If you’re starting your career as a makeup artist, you may be dreaming of starting your own makeup business. If so, you’re in great company! Getting a makeup certification is just the first step for many makeup artists who one day want to run a business.
But starting your own makeup business is an intimidating prospect. How do you know if you have the experience to be successful? Or how much of the start-up work you can do yourself?
No need to worry – read on for our complete guide on how to start a makeup business, and start putting a business plan in place!
You’ll need experience
As with every other skill you’ve learned in your life, practice makes perfect. When you decided to learn makeup artistry, you knew that it was going to be a journey – and that mastering specific skills would take time.

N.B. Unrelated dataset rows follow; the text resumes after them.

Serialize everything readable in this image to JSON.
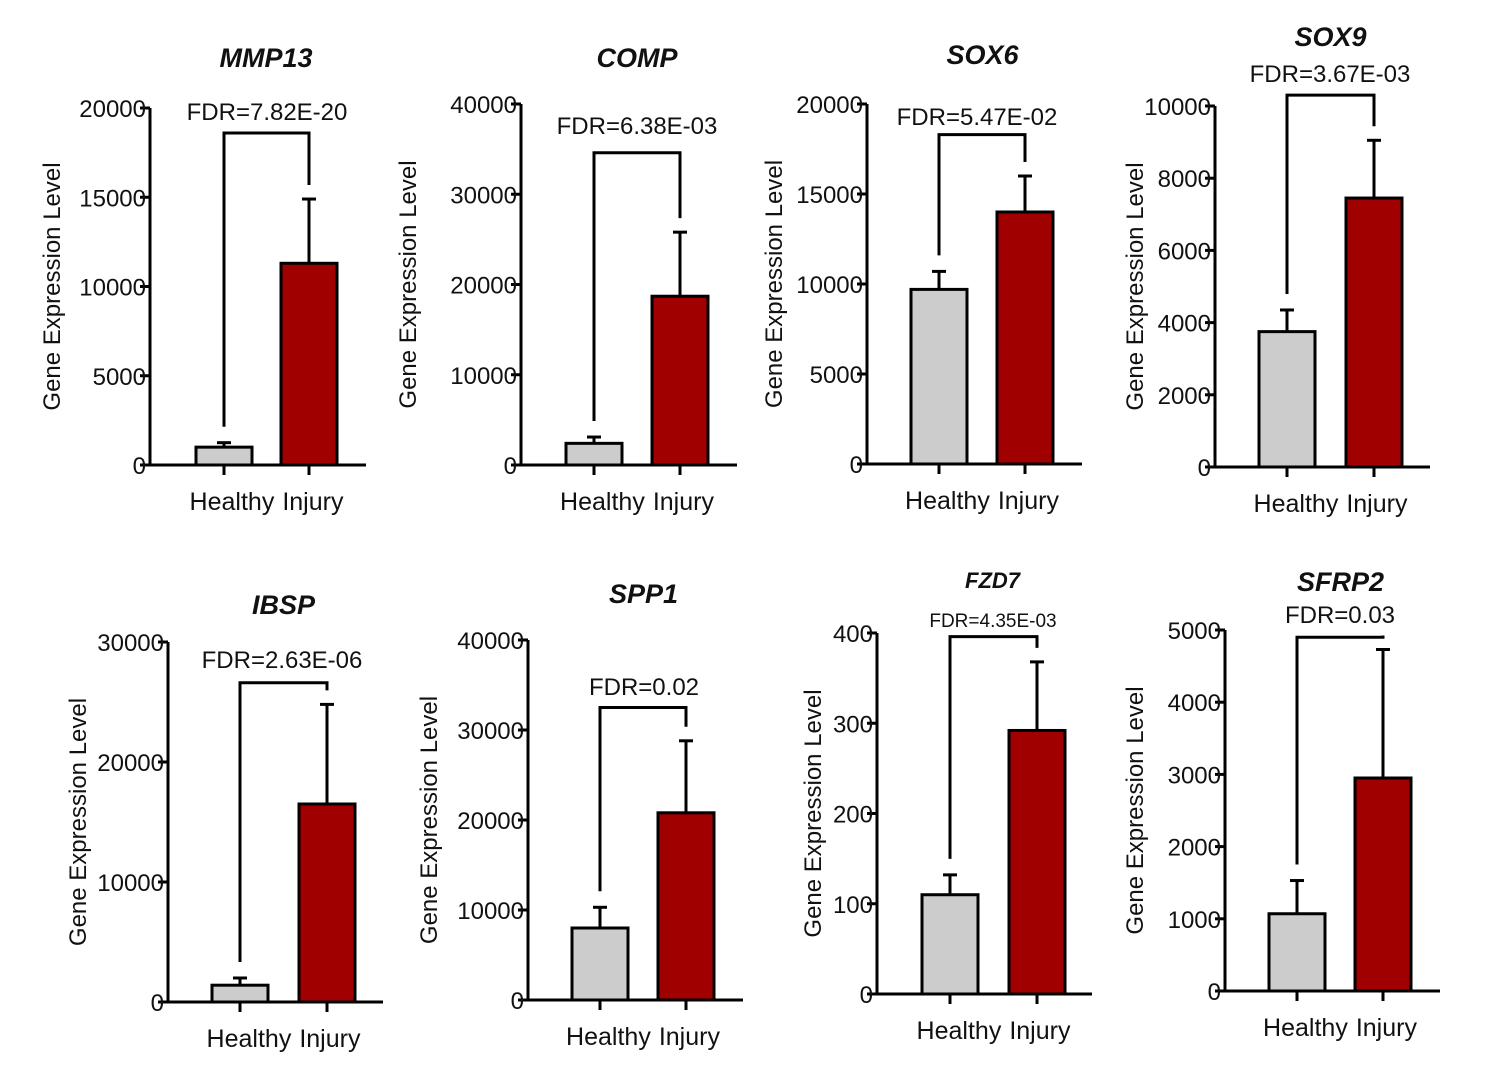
{
  "colors": {
    "healthy": "#cccccc",
    "injury": "#a00000",
    "axis": "#000000"
  },
  "chart_data": [
    {
      "type": "bar",
      "title": "MMP13",
      "categories": [
        "Healthy",
        "Injury"
      ],
      "values": [
        1000,
        11300
      ],
      "error": [
        1250,
        14900
      ],
      "ylabel": "Gene Expression Level",
      "ylim": [
        0,
        20000
      ],
      "yticks": [
        "0",
        "5000",
        "10000",
        "15000",
        "20000"
      ],
      "yticks_num": [
        0,
        5000,
        10000,
        15000,
        20000
      ],
      "annotation": "FDR=7.82E-20",
      "annotation_y": 18600
    },
    {
      "type": "bar",
      "title": "COMP",
      "categories": [
        "Healthy",
        "Injury"
      ],
      "values": [
        2400,
        18700
      ],
      "error": [
        3100,
        25800
      ],
      "ylabel": "Gene Expression Level",
      "ylim": [
        0,
        40000
      ],
      "yticks": [
        "0",
        "10000",
        "20000",
        "30000",
        "40000"
      ],
      "yticks_num": [
        0,
        10000,
        20000,
        30000,
        40000
      ],
      "annotation": "FDR=6.38E-03",
      "annotation_y": 34600
    },
    {
      "type": "bar",
      "title": "SOX6",
      "categories": [
        "Healthy",
        "Injury"
      ],
      "values": [
        9700,
        14000
      ],
      "error": [
        10700,
        16000
      ],
      "ylabel": "Gene Expression Level",
      "ylim": [
        0,
        20000
      ],
      "yticks": [
        "0",
        "5000",
        "10000",
        "15000",
        "20000"
      ],
      "yticks_num": [
        0,
        5000,
        10000,
        15000,
        20000
      ],
      "annotation": "FDR=5.47E-02",
      "annotation_y": 18300
    },
    {
      "type": "bar",
      "title": "SOX9",
      "categories": [
        "Healthy",
        "Injury"
      ],
      "values": [
        3750,
        7450
      ],
      "error": [
        4350,
        9050
      ],
      "ylabel": "Gene Expression Level",
      "ylim": [
        0,
        10000
      ],
      "yticks": [
        "0",
        "2000",
        "4000",
        "6000",
        "8000",
        "10000"
      ],
      "yticks_num": [
        0,
        2000,
        4000,
        6000,
        8000,
        10000
      ],
      "annotation": "FDR=3.67E-03",
      "annotation_y": 10300
    },
    {
      "type": "bar",
      "title": "IBSP",
      "categories": [
        "Healthy",
        "Injury"
      ],
      "values": [
        1400,
        16500
      ],
      "error": [
        2000,
        24800
      ],
      "ylabel": "Gene Expression Level",
      "ylim": [
        0,
        30000
      ],
      "yticks": [
        "0",
        "10000",
        "20000",
        "30000"
      ],
      "yticks_num": [
        0,
        10000,
        20000,
        30000
      ],
      "annotation": "FDR=2.63E-06",
      "annotation_y": 26600
    },
    {
      "type": "bar",
      "title": "SPP1",
      "categories": [
        "Healthy",
        "Injury"
      ],
      "values": [
        8000,
        20800
      ],
      "error": [
        10300,
        28800
      ],
      "ylabel": "Gene Expression Level",
      "ylim": [
        0,
        40000
      ],
      "yticks": [
        "0",
        "10000",
        "20000",
        "30000",
        "40000"
      ],
      "yticks_num": [
        0,
        10000,
        20000,
        30000,
        40000
      ],
      "annotation": "FDR=0.02",
      "annotation_y": 32500
    },
    {
      "type": "bar",
      "title": "FZD7",
      "categories": [
        "Healthy",
        "Injury"
      ],
      "values": [
        110,
        292
      ],
      "error": [
        132,
        368
      ],
      "ylabel": "Gene Expression Level",
      "ylim": [
        0,
        400
      ],
      "yticks": [
        "0",
        "100",
        "200",
        "300",
        "400"
      ],
      "yticks_num": [
        0,
        100,
        200,
        300,
        400
      ],
      "annotation": "FDR=4.35E-03",
      "annotation_y": 396
    },
    {
      "type": "bar",
      "title": "SFRP2",
      "categories": [
        "Healthy",
        "Injury"
      ],
      "values": [
        1070,
        2950
      ],
      "error": [
        1530,
        4730
      ],
      "ylabel": "Gene Expression Level",
      "ylim": [
        0,
        5000
      ],
      "yticks": [
        "0",
        "1000",
        "2000",
        "3000",
        "4000",
        "5000"
      ],
      "yticks_num": [
        0,
        1000,
        2000,
        3000,
        4000,
        5000
      ],
      "annotation": "FDR=0.03",
      "annotation_y": 4900
    }
  ]
}
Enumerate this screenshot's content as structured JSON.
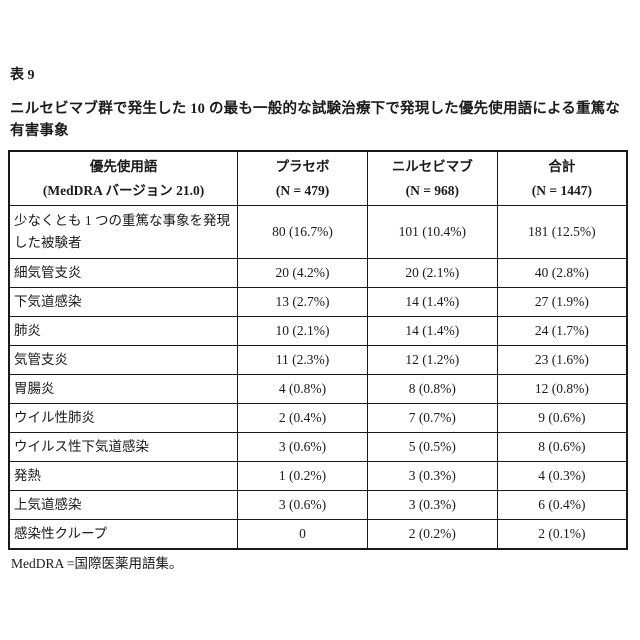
{
  "page": {
    "table_label": "表 9",
    "title_line1": "ニルセビマブ群で発生した 10 の最も一般的な試験治療下で発現した優先使用語による重篤な",
    "title_line2": "有害事象",
    "footnote": "MedDRA =国際医薬用語集。"
  },
  "table": {
    "columns": [
      {
        "line1": "優先使用語",
        "line2": "(MedDRA バージョン 21.0)"
      },
      {
        "line1": "プラセボ",
        "line2": "(N = 479)"
      },
      {
        "line1": "ニルセビマブ",
        "line2": "(N = 968)"
      },
      {
        "line1": "合計",
        "line2": "(N = 1447)"
      }
    ],
    "rows": [
      {
        "label": "少なくとも 1 つの重篤な事象を発現した被験者",
        "placebo": "80 (16.7%)",
        "nirsevimab": "101 (10.4%)",
        "total": "181 (12.5%)"
      },
      {
        "label": "細気管支炎",
        "placebo": "20 (4.2%)",
        "nirsevimab": "20 (2.1%)",
        "total": "40 (2.8%)"
      },
      {
        "label": "下気道感染",
        "placebo": "13 (2.7%)",
        "nirsevimab": "14 (1.4%)",
        "total": "27 (1.9%)"
      },
      {
        "label": "肺炎",
        "placebo": "10 (2.1%)",
        "nirsevimab": "14 (1.4%)",
        "total": "24 (1.7%)"
      },
      {
        "label": "気管支炎",
        "placebo": "11 (2.3%)",
        "nirsevimab": "12 (1.2%)",
        "total": "23 (1.6%)"
      },
      {
        "label": "胃腸炎",
        "placebo": "4 (0.8%)",
        "nirsevimab": "8 (0.8%)",
        "total": "12 (0.8%)"
      },
      {
        "label": "ウイル性肺炎",
        "placebo": "2 (0.4%)",
        "nirsevimab": "7 (0.7%)",
        "total": "9 (0.6%)"
      },
      {
        "label": "ウイルス性下気道感染",
        "placebo": "3 (0.6%)",
        "nirsevimab": "5 (0.5%)",
        "total": "8 (0.6%)"
      },
      {
        "label": "発熱",
        "placebo": "1 (0.2%)",
        "nirsevimab": "3 (0.3%)",
        "total": "4 (0.3%)"
      },
      {
        "label": "上気道感染",
        "placebo": "3 (0.6%)",
        "nirsevimab": "3 (0.3%)",
        "total": "6 (0.4%)"
      },
      {
        "label": "感染性クループ",
        "placebo": "0",
        "nirsevimab": "2 (0.2%)",
        "total": "2 (0.1%)"
      }
    ]
  },
  "colors": {
    "text": "#1a1a1a",
    "border": "#1a1a1a",
    "background": "#ffffff"
  }
}
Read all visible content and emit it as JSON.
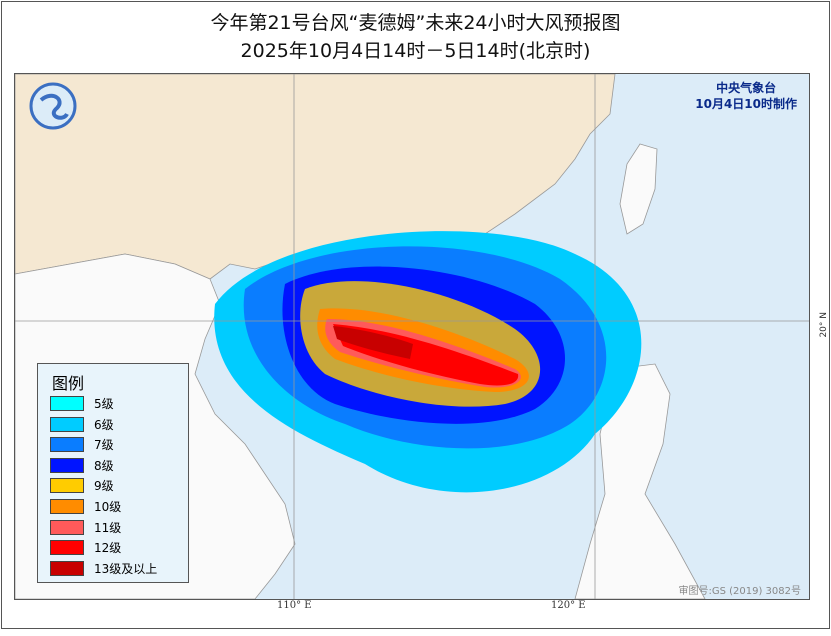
{
  "title_line1": "今年第21号台风“麦德姆”未来24小时大风预报图",
  "title_line2": "2025年10月4日14时－5日14时(北京时)",
  "agency": {
    "name": "中央气象台",
    "issued": "10月4日10时制作"
  },
  "legend": {
    "title": "图例",
    "items": [
      {
        "label": "5级",
        "color": "#00ffff"
      },
      {
        "label": "6级",
        "color": "#00ccff"
      },
      {
        "label": "7级",
        "color": "#0a7dff"
      },
      {
        "label": "8级",
        "color": "#0014ff"
      },
      {
        "label": "9级",
        "color": "#ffcc00"
      },
      {
        "label": "10级",
        "color": "#ff8c00"
      },
      {
        "label": "11级",
        "color": "#ff5a5a"
      },
      {
        "label": "12级",
        "color": "#ff0000"
      },
      {
        "label": "13级及以上",
        "color": "#c80000"
      }
    ]
  },
  "axes": {
    "lon_ticks": [
      "110° E",
      "120° E"
    ],
    "lat_ticks": [
      "20° N"
    ]
  },
  "approval_number": "审图号:GS (2019) 3082号"
}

Once you’ve completed your professional makeup training, the best way to put yourself on track to become a business owner is to get as much hands-on experience as possible!
One easy way to gain experience as a makeup artist is to work as an assistant. Although the definition of assistant varies depending on the makeup artist, you’ll generally help set up a pro makeup artist’s workstation, prep the client’s skin, dash out to buy any last-minute additions for the makeup kit, and hold equipment in place while the makeup artist works their magic.
We know this doesn’t sound that glamorous, but it actually will provide you with extremely valuable experience. Working next to big-name makeup artists, networking, and honing your skills whenever you have the chance will allow you to understand how professional makeup artists work.
Another way to build your skill set and clientele is by practicing looks on friends, family, and other models. Asking friends and family to be makeup models often goes over well, as having your makeup done professionally is a treat. In terms of other faces to practice on, look for aspiring models in your area, and search for volunteers. Once you start booking more and more freelance jobs (and we encourage you to fill your calendar as much as possible), you’ll find that word of mouth is a wonderful way to attract new clients!
Once you have a few years’ experience behind you, you’ll be in a much better position to start your own makeup business. This is truly the first step, as you’ll build a foundation of knowledge to help you manage any situation, and ensure your business is successful.
Get it off the ground
Details, details, details! When starting your makeup artist business, there are a number of different items that need to be crossed off the list. One of the most important parts is choosing a name for your makeup business. To do this, you’ll need to develop your brand, check to make sure the name isn’t in use already, and make sure it’s internet-friendly. You’ll need to be extremely cautious and detail-oriented during this stage of starting your business, as each decision you make will have consequences that can affect your success as a professional makeup artist!
As the owner of a makeup business you’ll wear several different hats, so you’ll need to know your own limitations when crossing items off your list. Don’t be afraid to reach out to other professionals for help! In fact, we highly recommend reaching out to the right people to ensure that your business is on the right track.
Speaking to an accountant about your business plan and finances is an excellent idea, as they can help you determine how long it will take to start seeing profits from your hard work. They can also help you establish payroll and track expenses – after all, why would you want to take all of that on yourself? You should also consult with a lawyer, since they’ll help you find out what kind of business license you’ll need, and make sure you tick off all the boxes required for your location.
As a freelance makeup artist, you won’t have a great deal of paperwork to deal with (which is a huge plus!), but you’ll still need to make sure you have the right licenses or permits. Plus, you’ll need to know how to deal with client and employee contracts. Reaching out to other professionals will not only help you make the best decisions for your makeup business, it will also allow you to develop important working relationships that can help you in the future!
Once your business is up and running (and congratulations, as that is a huge accomplishment!), you need to stay forward-thinking.
Let’s start with your online presence. Your business website needs to showcase your makeup training and services while using a design that’s clean and attractive. But the work doesn’t stop here – make sure it looks spectacular on a phone, as nearly everyone will be checking out your site this way!
Social media goes hand-in-hand with your professional makeup website, so you’ll want to ensure you have a strong and active presence that allows you to communicate with your clients, and vice versa. Social media maintenance doesn’t have to be all-consuming in terms of time, either – there are many ways to focus your efforts on specific channels.
Customer service is also paramount for makeup business owners. You’ll want to be extremely easy to contact, as potential clients will be searching online for the best makeup artists and will want to get in touch with you without delay. A good rule of thumb is to get back to inquiries within 24 hours – Facebook will actually pick up on this efficiency and will show visitors to your page that they can expect a reply within that time frame!
Make sure your contact information is readily available on your website and social profiles, and leave instructions for potential clients if you’re not around (such as leaving you a voicemail or sending an email). Be ready to answer all kinds of questions! Once you start to build your clientele, you’ll know which questions are asked most frequently, and you can provide quick answers.
Finally, keep learning! Read up on makeup techniques and tips, stay up-to-date on new makeup trends, and enroll in another online makeup course to learn new tricks. Your career as a makeup artist will thrive if you refuse to become stagnant. Plus, your clients will be both impressed and much more likely to book your services again and again if they know that you’re at the top of your game.